Andrew, Danielle: it's interesting that you both mention HBO series as exceptions here, given that these days all of my television generalizations are tacitly opposed to what HBO does. It's almost always the exception -- and what it does to typical television genres rewrites the rules.

And Andrew, you're spot on with your observation about Arrested Development -- a show that is also an exception, and was good enough to have been an HBO series. ;-)

Six Pigeons said...

First off, a couple of 1-hour family dramas that have not yet been mentioned: Breaking Bad and Nip/Tuck. I think Weeds also deserves a mention, even though it is served up in 30-minute episodes.

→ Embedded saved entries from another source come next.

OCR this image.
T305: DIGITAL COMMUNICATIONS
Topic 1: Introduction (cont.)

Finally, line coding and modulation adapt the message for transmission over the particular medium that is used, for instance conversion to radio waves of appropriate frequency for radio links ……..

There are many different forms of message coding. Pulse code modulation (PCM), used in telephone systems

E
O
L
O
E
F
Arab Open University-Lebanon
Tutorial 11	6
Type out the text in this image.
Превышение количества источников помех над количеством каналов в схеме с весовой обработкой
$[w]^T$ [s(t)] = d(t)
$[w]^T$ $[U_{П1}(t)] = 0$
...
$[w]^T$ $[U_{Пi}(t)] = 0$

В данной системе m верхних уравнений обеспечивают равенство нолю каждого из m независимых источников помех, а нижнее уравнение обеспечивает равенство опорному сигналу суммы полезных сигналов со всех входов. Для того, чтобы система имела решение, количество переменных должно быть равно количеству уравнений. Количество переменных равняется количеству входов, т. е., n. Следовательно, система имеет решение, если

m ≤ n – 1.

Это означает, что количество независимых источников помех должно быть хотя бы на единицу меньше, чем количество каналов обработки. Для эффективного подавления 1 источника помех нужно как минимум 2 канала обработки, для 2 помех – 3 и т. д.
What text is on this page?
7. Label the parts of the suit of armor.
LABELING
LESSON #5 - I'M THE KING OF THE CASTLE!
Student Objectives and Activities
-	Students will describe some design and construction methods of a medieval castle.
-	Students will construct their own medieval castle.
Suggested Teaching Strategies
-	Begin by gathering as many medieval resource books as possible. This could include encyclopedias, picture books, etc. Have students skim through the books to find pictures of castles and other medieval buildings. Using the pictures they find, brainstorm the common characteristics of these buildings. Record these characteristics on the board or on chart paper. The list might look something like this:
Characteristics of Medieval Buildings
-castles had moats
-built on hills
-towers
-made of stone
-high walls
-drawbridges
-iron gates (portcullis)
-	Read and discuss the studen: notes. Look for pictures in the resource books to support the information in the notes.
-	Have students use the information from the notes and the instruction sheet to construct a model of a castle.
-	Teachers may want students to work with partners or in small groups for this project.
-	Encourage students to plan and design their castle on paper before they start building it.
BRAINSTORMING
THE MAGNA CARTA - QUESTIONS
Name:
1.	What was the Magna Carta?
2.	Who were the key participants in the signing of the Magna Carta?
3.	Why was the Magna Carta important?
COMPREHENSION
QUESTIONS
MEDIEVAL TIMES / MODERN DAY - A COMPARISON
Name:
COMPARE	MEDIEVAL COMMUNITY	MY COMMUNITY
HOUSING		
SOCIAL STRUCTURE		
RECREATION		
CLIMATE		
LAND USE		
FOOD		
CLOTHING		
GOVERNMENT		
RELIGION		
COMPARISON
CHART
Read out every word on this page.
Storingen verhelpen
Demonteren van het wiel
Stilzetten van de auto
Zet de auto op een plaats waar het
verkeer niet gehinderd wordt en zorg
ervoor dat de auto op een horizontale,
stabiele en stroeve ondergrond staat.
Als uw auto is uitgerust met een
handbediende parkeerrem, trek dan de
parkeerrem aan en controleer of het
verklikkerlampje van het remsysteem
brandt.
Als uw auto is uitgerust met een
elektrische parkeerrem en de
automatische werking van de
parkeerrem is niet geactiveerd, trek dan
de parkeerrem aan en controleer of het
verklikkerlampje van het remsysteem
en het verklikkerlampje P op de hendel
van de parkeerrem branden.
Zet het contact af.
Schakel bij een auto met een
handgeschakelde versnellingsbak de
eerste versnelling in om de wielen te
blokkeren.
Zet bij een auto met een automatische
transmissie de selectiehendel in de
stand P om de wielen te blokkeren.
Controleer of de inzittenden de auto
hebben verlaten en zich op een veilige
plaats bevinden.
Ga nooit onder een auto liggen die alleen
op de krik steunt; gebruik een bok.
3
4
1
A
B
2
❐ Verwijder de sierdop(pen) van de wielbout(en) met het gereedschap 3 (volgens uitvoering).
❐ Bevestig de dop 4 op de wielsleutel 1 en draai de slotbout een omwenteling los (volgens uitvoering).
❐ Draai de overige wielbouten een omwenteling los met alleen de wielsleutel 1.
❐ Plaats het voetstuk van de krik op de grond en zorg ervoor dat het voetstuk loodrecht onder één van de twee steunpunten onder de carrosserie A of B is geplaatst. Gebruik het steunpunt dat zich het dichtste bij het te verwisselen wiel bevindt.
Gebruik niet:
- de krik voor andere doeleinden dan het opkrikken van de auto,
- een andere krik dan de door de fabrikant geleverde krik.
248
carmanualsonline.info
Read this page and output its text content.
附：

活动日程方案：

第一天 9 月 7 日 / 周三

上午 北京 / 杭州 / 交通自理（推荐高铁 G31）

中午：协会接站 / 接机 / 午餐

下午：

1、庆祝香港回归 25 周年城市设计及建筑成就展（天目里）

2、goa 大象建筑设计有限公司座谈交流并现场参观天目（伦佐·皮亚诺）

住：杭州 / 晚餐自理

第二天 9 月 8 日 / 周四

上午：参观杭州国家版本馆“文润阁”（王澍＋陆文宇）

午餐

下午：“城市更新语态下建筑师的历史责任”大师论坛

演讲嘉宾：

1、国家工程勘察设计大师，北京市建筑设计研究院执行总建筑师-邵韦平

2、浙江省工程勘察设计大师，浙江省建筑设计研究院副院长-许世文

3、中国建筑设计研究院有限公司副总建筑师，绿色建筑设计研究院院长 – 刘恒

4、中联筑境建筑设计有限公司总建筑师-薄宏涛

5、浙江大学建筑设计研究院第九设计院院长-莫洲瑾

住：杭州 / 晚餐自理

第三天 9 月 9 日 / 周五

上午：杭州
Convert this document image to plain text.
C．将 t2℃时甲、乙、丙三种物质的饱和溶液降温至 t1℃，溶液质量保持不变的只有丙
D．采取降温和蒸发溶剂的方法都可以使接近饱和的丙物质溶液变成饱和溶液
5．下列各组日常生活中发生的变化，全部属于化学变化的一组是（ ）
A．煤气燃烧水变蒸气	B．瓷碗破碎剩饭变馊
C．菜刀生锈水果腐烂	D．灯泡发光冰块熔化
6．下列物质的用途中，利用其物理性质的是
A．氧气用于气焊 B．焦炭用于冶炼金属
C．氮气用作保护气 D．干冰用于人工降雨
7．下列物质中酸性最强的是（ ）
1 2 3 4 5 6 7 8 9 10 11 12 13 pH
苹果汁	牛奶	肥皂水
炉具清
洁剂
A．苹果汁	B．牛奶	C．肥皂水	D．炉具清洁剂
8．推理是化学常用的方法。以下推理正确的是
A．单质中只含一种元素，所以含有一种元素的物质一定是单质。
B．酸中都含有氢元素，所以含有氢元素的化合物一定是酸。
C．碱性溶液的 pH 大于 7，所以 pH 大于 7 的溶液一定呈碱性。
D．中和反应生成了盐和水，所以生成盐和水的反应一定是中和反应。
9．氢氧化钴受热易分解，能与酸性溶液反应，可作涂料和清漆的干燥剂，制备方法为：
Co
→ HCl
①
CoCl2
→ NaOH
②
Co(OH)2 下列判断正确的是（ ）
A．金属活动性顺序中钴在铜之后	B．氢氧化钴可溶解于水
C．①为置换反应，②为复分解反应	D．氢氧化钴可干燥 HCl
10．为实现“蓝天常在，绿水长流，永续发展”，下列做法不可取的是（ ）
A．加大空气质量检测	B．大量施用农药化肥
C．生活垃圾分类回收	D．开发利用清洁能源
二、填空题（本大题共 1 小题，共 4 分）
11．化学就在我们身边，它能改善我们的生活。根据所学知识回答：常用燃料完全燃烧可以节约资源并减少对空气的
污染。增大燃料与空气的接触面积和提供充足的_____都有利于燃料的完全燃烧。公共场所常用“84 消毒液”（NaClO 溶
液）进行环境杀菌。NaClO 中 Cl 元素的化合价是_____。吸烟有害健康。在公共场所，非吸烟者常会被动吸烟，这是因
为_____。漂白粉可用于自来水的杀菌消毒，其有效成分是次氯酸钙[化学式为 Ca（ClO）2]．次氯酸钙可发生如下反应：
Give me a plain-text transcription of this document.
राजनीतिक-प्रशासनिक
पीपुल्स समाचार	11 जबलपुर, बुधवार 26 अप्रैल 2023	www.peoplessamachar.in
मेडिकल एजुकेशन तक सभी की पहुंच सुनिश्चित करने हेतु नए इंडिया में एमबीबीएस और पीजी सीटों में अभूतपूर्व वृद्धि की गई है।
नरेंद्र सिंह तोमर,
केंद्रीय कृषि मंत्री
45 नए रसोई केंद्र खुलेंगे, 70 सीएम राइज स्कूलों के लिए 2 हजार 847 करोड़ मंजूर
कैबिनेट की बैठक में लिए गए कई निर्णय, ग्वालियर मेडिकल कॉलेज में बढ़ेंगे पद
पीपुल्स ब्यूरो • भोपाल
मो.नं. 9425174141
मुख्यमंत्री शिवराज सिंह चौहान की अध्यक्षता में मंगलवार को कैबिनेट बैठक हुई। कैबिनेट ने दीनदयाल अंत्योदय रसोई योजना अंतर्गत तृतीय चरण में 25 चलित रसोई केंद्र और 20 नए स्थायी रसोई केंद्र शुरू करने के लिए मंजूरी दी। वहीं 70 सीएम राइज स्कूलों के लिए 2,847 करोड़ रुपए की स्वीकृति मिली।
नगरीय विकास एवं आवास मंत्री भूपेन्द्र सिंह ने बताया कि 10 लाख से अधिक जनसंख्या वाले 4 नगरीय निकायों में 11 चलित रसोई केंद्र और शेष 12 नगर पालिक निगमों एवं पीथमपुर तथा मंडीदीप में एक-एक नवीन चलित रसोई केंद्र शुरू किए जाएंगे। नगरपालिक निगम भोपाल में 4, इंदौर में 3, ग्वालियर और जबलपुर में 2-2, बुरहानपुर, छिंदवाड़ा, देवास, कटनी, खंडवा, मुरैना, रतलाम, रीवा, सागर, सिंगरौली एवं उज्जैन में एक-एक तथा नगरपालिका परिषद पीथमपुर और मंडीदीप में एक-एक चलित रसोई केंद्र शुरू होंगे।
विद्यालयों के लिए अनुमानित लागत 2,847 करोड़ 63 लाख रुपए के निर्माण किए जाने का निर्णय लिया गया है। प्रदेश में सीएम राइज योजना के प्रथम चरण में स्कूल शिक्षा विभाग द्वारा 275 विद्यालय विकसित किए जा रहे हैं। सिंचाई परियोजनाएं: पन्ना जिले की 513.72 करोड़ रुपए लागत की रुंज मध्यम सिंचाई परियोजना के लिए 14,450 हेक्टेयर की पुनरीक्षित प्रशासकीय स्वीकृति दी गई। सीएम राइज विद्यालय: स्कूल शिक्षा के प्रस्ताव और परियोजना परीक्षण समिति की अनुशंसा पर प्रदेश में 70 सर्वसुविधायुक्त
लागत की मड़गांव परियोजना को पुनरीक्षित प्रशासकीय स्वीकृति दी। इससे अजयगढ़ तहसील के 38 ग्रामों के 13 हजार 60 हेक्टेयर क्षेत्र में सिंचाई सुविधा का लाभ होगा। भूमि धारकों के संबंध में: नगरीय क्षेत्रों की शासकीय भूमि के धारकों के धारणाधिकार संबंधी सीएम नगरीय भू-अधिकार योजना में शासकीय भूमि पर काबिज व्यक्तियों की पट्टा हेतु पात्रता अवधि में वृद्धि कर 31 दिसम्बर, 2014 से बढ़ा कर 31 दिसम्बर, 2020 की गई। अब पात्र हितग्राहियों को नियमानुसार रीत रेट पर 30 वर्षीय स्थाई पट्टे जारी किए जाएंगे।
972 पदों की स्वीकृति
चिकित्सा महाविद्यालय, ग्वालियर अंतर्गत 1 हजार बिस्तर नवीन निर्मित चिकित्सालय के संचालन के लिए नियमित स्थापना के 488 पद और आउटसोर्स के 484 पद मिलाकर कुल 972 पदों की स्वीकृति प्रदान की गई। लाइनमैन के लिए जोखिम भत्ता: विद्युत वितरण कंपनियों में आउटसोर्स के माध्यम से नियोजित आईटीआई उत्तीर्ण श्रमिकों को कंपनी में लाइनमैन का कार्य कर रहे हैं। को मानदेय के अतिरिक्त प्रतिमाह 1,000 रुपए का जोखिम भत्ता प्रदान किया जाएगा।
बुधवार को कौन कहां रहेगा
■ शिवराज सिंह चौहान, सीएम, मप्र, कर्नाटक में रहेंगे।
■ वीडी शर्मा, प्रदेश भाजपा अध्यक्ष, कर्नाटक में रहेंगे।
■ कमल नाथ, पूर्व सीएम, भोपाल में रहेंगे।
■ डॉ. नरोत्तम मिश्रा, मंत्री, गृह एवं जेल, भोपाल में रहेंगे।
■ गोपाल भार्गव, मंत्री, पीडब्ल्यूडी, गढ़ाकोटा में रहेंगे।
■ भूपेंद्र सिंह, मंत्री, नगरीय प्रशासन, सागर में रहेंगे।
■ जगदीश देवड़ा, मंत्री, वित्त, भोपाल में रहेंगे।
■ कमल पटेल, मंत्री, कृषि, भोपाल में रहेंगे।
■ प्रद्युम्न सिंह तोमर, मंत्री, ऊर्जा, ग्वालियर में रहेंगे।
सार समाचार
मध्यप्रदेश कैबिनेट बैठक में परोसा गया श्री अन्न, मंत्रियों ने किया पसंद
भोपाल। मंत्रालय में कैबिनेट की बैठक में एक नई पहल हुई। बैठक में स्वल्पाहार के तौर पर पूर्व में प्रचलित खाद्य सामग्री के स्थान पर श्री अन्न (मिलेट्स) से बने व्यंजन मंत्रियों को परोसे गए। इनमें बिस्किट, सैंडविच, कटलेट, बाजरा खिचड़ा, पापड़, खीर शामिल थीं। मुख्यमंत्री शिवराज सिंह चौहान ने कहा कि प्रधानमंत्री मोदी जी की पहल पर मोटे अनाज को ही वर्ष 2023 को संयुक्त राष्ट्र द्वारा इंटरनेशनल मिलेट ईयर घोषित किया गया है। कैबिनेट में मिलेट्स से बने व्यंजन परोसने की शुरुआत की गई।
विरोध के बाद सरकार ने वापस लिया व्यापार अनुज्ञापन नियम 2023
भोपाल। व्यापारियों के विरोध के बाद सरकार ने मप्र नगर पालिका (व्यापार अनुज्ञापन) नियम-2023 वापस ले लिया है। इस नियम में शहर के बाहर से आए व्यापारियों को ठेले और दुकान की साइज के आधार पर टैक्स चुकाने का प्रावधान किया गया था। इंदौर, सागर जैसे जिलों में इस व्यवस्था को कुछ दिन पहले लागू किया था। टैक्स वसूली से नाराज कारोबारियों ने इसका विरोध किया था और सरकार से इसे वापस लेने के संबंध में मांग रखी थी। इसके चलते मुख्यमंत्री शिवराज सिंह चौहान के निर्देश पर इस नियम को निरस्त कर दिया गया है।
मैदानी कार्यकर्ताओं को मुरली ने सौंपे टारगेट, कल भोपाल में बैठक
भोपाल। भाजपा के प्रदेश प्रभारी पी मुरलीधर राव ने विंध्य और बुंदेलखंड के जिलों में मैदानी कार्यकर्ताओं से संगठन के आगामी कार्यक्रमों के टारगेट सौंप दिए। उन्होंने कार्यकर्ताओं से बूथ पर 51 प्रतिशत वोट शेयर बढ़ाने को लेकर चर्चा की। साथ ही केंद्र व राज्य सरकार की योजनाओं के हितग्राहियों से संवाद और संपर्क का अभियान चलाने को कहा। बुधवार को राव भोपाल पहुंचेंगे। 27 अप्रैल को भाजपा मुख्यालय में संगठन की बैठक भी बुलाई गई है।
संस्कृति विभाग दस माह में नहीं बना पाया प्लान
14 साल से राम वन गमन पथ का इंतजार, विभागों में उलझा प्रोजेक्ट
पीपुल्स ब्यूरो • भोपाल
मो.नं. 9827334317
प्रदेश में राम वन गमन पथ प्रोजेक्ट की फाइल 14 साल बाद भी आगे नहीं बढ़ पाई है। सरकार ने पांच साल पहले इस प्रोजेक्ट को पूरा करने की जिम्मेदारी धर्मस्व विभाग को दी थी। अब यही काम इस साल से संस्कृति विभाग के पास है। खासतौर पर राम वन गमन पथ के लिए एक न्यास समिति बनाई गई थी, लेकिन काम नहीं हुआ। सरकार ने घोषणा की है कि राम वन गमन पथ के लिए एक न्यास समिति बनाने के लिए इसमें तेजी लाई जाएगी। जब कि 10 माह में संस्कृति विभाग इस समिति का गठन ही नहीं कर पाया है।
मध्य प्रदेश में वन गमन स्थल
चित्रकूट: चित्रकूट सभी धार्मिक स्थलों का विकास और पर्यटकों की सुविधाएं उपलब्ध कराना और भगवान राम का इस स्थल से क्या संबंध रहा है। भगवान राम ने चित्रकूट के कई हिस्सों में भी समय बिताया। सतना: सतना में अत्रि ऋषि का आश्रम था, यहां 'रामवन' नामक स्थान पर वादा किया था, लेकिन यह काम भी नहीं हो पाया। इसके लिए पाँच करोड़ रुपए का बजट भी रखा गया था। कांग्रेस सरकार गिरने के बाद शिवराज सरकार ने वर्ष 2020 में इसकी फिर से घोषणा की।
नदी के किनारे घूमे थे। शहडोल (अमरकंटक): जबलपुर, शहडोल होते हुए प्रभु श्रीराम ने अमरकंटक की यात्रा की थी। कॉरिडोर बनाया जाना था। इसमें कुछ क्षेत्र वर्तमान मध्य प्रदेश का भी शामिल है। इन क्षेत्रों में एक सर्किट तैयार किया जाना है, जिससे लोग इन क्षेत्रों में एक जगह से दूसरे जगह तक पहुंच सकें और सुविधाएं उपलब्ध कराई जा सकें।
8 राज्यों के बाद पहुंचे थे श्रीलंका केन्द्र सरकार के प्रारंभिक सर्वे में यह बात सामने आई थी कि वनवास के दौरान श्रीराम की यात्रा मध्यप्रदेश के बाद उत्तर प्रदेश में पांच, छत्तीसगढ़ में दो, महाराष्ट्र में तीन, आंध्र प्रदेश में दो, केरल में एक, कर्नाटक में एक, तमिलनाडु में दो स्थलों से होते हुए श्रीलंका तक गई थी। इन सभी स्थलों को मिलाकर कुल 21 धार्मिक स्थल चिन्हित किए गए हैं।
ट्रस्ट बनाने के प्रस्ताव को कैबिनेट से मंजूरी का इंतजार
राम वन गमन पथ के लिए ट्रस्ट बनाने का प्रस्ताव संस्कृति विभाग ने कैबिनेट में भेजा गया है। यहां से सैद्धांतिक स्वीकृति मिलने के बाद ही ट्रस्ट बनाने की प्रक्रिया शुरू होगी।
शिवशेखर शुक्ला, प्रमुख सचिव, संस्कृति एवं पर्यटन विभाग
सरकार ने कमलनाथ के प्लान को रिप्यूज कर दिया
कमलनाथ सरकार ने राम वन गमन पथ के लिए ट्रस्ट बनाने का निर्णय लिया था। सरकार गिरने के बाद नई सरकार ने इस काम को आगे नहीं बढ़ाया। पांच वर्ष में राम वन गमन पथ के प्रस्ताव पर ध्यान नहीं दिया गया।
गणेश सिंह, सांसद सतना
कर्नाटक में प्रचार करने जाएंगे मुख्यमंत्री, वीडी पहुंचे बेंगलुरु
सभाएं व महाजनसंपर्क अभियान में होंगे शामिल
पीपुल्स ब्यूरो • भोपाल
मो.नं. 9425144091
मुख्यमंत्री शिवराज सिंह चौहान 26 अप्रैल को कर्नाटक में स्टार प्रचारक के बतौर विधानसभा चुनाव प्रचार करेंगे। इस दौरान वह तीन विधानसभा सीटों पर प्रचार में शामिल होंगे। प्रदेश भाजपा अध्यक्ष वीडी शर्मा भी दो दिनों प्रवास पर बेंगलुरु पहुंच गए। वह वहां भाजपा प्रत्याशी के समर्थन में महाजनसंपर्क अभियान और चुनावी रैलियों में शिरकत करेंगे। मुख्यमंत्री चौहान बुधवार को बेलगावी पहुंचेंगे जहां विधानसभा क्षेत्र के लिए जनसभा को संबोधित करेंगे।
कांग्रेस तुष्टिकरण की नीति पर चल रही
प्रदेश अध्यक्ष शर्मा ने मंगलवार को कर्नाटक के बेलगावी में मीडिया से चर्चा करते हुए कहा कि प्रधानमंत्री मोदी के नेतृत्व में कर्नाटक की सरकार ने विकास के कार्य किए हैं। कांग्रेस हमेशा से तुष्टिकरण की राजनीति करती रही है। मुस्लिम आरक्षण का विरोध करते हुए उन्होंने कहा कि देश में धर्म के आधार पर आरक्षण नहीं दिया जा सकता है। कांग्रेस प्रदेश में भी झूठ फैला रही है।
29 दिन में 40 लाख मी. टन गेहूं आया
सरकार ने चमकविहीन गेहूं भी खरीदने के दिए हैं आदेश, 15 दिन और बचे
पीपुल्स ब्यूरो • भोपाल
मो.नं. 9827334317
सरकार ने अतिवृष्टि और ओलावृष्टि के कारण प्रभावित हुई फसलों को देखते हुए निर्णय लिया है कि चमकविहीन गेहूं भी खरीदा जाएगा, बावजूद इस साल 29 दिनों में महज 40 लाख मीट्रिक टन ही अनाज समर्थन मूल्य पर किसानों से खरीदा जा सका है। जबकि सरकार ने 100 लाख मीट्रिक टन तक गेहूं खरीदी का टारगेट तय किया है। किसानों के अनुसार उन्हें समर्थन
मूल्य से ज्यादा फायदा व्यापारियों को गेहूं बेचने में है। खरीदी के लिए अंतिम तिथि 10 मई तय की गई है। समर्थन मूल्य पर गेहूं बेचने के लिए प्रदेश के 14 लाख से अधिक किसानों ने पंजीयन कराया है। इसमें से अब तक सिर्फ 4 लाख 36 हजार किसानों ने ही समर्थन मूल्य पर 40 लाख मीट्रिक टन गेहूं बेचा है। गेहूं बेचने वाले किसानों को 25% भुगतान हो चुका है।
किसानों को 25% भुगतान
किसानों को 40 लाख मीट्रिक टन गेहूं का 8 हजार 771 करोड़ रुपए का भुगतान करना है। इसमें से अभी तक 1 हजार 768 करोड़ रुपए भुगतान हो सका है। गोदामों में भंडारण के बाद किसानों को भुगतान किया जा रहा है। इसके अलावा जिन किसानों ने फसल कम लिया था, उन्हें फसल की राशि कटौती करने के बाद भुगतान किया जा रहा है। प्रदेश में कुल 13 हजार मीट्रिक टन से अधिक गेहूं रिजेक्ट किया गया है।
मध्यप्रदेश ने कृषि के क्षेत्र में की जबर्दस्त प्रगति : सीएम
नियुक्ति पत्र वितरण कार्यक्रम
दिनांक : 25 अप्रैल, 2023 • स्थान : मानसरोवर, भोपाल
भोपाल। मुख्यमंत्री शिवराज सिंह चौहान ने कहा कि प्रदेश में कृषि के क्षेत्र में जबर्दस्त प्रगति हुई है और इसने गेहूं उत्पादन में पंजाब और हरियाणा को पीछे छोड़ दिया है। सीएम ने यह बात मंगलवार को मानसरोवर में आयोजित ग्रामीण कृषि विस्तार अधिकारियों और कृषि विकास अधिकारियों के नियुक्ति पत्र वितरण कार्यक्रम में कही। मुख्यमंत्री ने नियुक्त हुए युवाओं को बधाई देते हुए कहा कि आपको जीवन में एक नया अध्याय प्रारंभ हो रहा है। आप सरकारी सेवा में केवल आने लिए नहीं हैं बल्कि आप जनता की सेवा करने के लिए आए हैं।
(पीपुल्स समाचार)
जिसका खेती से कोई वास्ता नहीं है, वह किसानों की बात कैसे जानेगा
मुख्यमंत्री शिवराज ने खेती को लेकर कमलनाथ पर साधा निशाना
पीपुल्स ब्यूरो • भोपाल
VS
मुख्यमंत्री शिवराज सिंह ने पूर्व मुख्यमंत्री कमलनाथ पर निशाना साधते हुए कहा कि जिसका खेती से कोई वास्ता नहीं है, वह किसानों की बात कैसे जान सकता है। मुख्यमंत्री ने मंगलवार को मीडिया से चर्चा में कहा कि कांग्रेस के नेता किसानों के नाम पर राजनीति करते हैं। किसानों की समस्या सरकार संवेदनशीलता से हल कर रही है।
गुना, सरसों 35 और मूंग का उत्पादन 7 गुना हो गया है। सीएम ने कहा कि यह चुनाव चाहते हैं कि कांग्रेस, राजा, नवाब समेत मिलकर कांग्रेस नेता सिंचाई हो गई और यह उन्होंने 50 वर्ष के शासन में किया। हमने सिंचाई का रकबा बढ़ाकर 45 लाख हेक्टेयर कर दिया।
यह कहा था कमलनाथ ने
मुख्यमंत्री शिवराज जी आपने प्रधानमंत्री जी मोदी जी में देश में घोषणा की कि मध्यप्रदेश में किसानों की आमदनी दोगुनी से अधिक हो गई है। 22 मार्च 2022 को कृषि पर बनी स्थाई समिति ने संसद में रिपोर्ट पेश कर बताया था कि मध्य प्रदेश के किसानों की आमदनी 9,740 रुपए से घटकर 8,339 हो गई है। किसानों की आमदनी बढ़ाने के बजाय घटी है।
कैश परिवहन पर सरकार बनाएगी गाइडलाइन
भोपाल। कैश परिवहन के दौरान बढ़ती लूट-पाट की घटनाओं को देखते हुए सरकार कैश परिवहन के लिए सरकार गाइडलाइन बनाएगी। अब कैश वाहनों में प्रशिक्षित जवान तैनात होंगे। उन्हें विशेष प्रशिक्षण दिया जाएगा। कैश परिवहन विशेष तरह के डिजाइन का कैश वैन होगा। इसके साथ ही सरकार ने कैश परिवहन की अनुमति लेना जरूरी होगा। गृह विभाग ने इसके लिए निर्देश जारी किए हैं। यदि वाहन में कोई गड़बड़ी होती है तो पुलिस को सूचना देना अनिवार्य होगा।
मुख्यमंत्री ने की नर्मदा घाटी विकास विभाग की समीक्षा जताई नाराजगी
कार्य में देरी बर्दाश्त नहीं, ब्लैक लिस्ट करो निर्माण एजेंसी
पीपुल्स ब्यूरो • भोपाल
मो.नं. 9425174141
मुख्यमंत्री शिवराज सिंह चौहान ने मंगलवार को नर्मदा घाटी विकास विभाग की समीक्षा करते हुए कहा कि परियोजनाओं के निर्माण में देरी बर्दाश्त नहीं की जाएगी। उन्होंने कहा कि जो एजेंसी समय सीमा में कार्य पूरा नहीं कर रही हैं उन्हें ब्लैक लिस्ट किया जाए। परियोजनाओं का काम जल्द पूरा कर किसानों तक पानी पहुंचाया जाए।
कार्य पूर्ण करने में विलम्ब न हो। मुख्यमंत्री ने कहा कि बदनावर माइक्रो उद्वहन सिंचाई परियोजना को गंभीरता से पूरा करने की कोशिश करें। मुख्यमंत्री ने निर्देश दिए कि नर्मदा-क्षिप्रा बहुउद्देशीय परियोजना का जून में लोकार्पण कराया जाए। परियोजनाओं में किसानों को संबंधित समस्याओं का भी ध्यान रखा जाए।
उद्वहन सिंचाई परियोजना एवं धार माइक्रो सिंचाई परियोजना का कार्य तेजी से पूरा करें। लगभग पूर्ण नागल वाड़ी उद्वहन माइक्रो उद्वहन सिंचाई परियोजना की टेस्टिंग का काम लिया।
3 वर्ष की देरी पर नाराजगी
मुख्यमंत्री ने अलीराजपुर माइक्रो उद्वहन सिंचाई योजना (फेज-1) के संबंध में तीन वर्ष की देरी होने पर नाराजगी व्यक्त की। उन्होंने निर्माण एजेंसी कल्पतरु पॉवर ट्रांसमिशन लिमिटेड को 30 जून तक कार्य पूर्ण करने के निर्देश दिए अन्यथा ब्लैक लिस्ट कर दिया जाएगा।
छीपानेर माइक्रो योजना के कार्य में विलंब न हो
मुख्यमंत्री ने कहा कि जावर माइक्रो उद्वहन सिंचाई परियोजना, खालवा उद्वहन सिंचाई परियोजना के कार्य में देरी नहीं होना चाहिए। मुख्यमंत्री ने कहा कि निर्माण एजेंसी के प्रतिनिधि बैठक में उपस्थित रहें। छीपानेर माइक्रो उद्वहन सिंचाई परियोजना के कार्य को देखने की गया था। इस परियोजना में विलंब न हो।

I think many people consider plots based exclusively on family problems to be trite and/or mainly suitable for women/children/teens. The vast majority of the 1-hour dramas that have been listed here (Brothers and Sisters, Parenthood, Gilmore Girls...) have a markedly larger female viewership. The term "family drama" alone is enough to drive away a significant portion of the male viewership, much like the term "soap opera."

The exceptions that we see to this rule (Sopranos, Nip/Tuck, Breaking Bad...) are definitely family-driven programs, but they are more likely to be defined by their other dominant themes (mafia, plastic surgery, drug production) than by the term family. This allows an audience that would normally eschew such fare to partake without feeling less masculine in the process.